Do połowy października w wybranych kabinach telefonicznych w stolicy będzie można nie tylko porozmawiać, ale również wysłuchać muzyki regulowanej słońcem, wiatrem oraz wysokością wody w Wiśle, przeczytać fragmenty książki, a także zrelaksować się przy akompaniamencie śpiewu ptaków. Telekomunikacja Polska udostępniła 11 kabin na festiwal miejskiego dizajnu organizowany przez stowarzyszenie artystów miejskich.
W Warszawie jest blisko 2 tysiące kabin telefonicznych. Tylko w sierpniu dzwoniono z nich ponad 250 tys. razy.
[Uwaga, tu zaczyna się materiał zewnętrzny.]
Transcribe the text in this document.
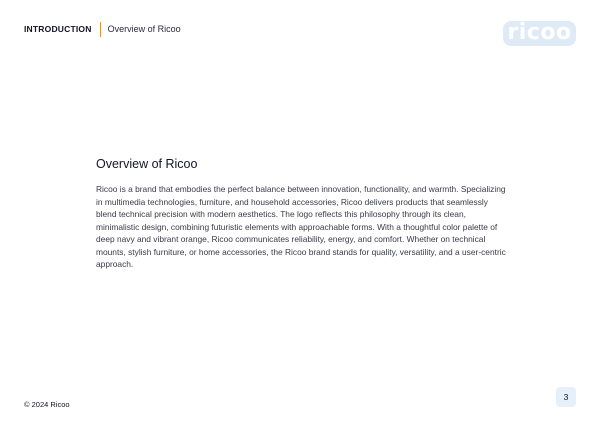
INTRODUCTION Overview of Ricoo	ricoo
Overview of Ricoo

Ricoo is a brand that embodies the perfect balance between innovation, functionality, and warmth. Specializing in multimedia technologies, furniture, and household accessories, Ricoo delivers products that seamlessly blend technical precision with modern aesthetics. The logo reflects this philosophy through its clean, minimalistic design, combining futuristic elements with approachable forms. With a thoughtful color palette of deep navy and vibrant orange, Ricoo communicates reliability, energy, and comfort. Whether on technical mounts, stylish furniture, or home accessories, the Ricoo brand stands for quality, versatility, and a user-centric approach.

© 2024 Ricoo
3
W wielu miastach europejskich budki telefoniczne pełnią obecnie inne funkcje poza podstawową, np.: mieszkańcy Somerset mogą udać się do budki telefonicznej i pozostawić książki, które przeczytali lub wymienić je na inne.
Warszawscy artyści zaadoptowali kabiny na potrzeby projektów dizajnerskich czyniąc z nich miejską galerię. Do udziału w festiwalu Stowarzyszenie z Siedzibą w Warszawie, zrzeszające artystów miejskich, zaprosiło artystów reprezentujących różne dziedziny sztuki: architektów, muzyków, artystów wizualnych, a nawet pisarzy.
– Zależało nam na znalezieniu sposobu na kontakt przechodniów z estetyką i kulturą wizualną bez nadmiernego bombardowania treścią. Artyści podjęli wyzwanie poprzez grę konwencją, skojarzeniem i formą – mówi Edyta Ołdak, szefowa Stowarzyszenia.